Thank you for any hint.
Solution 1:
In order for the system to be well-behaved a sufficient condition is that $f$ and $g$ are integrable at infinity.
Consider some uniform bounds of the RHS in terms of the energy functional (a standard trick): The $f$ term behaves the best. By Cauchy-Schwarz you have $|uu'|\leq E$ whereas for the $g$ term you only have $|u'|\leq \sqrt{2 E}$. We thus get the crude bound: $$ |E'| \leq |f| E + |g| \sqrt{2E}$$.
A special case is $g\equiv 0$ for which we get (use e.g. a Gronwall Lemma): $$ |\log(E(\infty)) - \log(E(0)) | \leq \int_0^\infty |f(t)|dt.$$ In this case it suffices that $f$ is integrable in order for $\lim_{t \rightarrow \infty} E(t)$ to exist and be strictly positive.
When $g$ does not vanish you may put e.g. $E=\frac12 A^2$ which yields (as long as $A>0$): $$ |A'| \leq \frac12 |f| A + |g| $$
When e.g. $f$ and $g$ are integrable then also in this case the system never explodes (use again a Gronwall Lemma) and will have a finite limit which, however, may be zero. You may also from this get conditions on initial values of $A$ which when large enough compared to the $L^1$ norm of $f,g$ give lower bounds that assures that the limit is strictly positive. For example, a sufficient condition is that $$ A(0) \ (1 - \frac12 \|f\|_1) > \|g\|_1 $$
Solution 2:
If $\;t\to\infty,\;$ then the given ODE takes the form of $$\ddot u+u+u^3 =0,\tag1$$ which does not contain variable $\;t.\;$
Substitution $\;P=\dot u,\;\ddot u = P'_u\, \dot u = P\,\dfrac{\text dP}{\text du},\;$ presents $(1)$ in the form of $$P\,\text dP = -(u^3+u)\,\text du,$$ $$P=\dfrac12\sqrt{(a^2+1)^2-(u^2+1)^2},$$ $$\dfrac{\text du}{\sqrt{a^2-u^2}} = \sqrt{2+a^2+u^2},\tag2$$ and after substitutiion $$v=\arcsin \dfrac ua$$ one can get $$\text dv = \sqrt{2+a^2(1+\sin^2 v)}\,\text dt,$$ with the solutions $$v(t) = \text{am}\left(\sqrt{a^2+2}\,(t+b)\bigg|\dfrac{a^2}{2+a^2}\right)$$ and $$u(t) = a \text{ sn}\left(\sqrt{a^2+2}\,(t+b)\bigg|\dfrac{a^2}{2+a^2}\right),\tag3$$ where $\;\text{am}\;$ and $\;\text{sn}\;$ are the Jacobi functions.

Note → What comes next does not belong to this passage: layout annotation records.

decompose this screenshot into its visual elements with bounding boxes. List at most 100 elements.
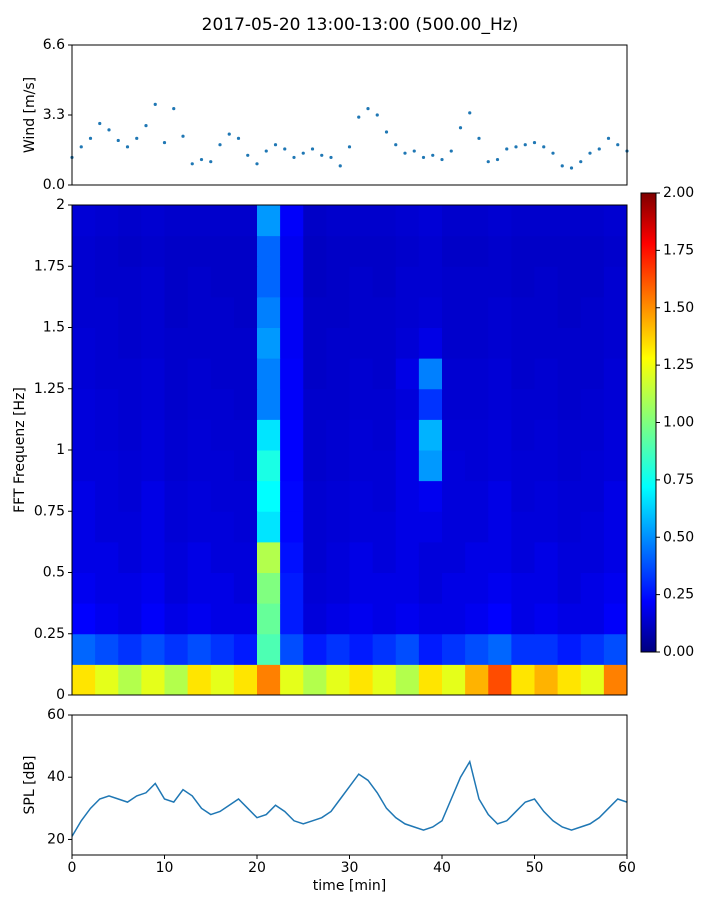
heat-cell [580,419,605,451]
heat-cell [488,419,512,451]
heat-cell [141,296,165,328]
heat-cell [280,480,304,512]
heat-cell [534,388,559,420]
heat-cell [280,664,304,696]
heat-cell [164,664,189,696]
heat-cell [442,633,466,665]
heat-cell [326,235,350,267]
heat-cell [326,633,350,665]
heat-cell [326,541,350,573]
heat-cell [465,603,489,635]
heat-cell [187,266,212,298]
heat-cell [72,633,96,665]
heat-cell [557,511,582,543]
heat-cell [233,572,258,604]
heat-cell [118,572,142,604]
heat-cell [233,541,258,573]
heat-cell [557,327,582,359]
wind-point [162,140,167,145]
heat-cell [210,603,235,635]
heat-cell [326,327,350,359]
colorbar-tick-label: 0.25 [663,587,694,603]
heat-cell [118,450,142,482]
wind-point [449,149,453,153]
wind-point [560,164,564,168]
heat-cell [326,511,350,543]
heat-cell [141,388,165,420]
heat-cell [511,296,535,328]
heat-cell [372,480,397,512]
heat-cell [349,633,374,665]
x-tick-label: 30 [341,860,359,876]
wind-point [199,157,204,162]
heat-cell [141,511,165,543]
heat-cell [349,388,374,420]
heat-cell [465,541,489,573]
heat-cell [442,664,466,696]
heat-cell [95,296,119,328]
heat-cell [141,664,165,696]
heat-cell [442,388,466,420]
heat-cell [210,327,235,359]
wind-point [135,136,139,140]
heat-cell [511,388,535,420]
y-tick-label: 40 [47,769,65,785]
heat-cell [257,603,281,635]
heat-cell [118,266,142,298]
heat-cell [187,664,212,696]
heat-cell [72,480,96,512]
wind-point [107,128,111,132]
heat-cell [603,205,628,237]
heat-cell [372,419,397,451]
heat-cell [326,664,350,696]
heat-cell [164,450,189,482]
heat-cell [442,266,466,298]
wind-point [283,147,287,151]
heat-cell [280,358,304,390]
heat-cell [118,511,142,543]
heat-cell [395,603,420,635]
heat-cell [488,327,512,359]
heat-cell [395,633,420,665]
heat-cell [372,327,397,359]
heat-cell [349,327,374,359]
heat-cell [488,388,512,420]
heat-cell [511,450,535,482]
heat-cell [233,480,258,512]
heat-cell [534,419,559,451]
heat-cell [603,388,628,420]
heat-cell [280,235,304,267]
heat-cell [372,603,397,635]
heat-cell [395,358,420,390]
heat-cell [141,358,165,390]
heat-cell [557,235,582,267]
heat-cell [557,664,582,696]
heat-cell [511,572,535,604]
heat-cell [257,572,281,604]
x-tick-label: 20 [248,860,266,876]
heat-cell [187,235,212,267]
heat-cell [465,480,489,512]
heat-cell [349,205,374,237]
heat-cell [349,480,374,512]
heat-cell [557,419,582,451]
heat-cell [349,358,374,390]
heat-cell [418,664,443,696]
heat-cell [418,358,443,390]
heat-cell [511,664,535,696]
heat-cell [257,633,281,665]
heat-cell [418,572,443,604]
heat-cell [95,205,119,237]
heat-cell [187,572,212,604]
wind-point [79,145,83,149]
heat-cell [187,419,212,451]
heat-cell [442,572,466,604]
y-tick-label: 1.25 [34,381,65,397]
heat-cell [580,572,605,604]
heat-cell [326,419,350,451]
heat-cell [372,572,397,604]
heat-cell [72,511,96,543]
y-tick-label: 0.5 [43,565,65,581]
y-tick-label: 60 [47,707,65,723]
heat-cell [280,450,304,482]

The Jacobi functions looks too heavy for applying of the constant variations method.
Taking in account derivatives \begin{cases} \left(\text{sn}(x|m)\right)' = \text{cn}(x|m)\text{ dn}(x|m)\\[4pt] \left(\text{cn}(x|m)\right)' = -\text{sn}(x|m)\text{ dn}(x|m)\\[4pt] \left(\text{dn}(x|m)\right)' = -m\text{ sn}(x|m)\text{ cn}(x|m), \end{cases}
looks possible to find parameters $\;a\;$ and $\;b\;$ for the given functions $\;f(t)\;$ and $\;g(t)\;$ numerically, using the next statement:
- $E(t) = \dfrac14(2u'^2+u^4+2u^2) \ge 0,$
- $E(0) = \dfrac14(2u_1^2+u_0^4+2u_0^2),$
- $E'(\infty) = 0,$
- $E(\infty) = E(0)+\int\limits_0^\infty(uf+g)\,\text dt.$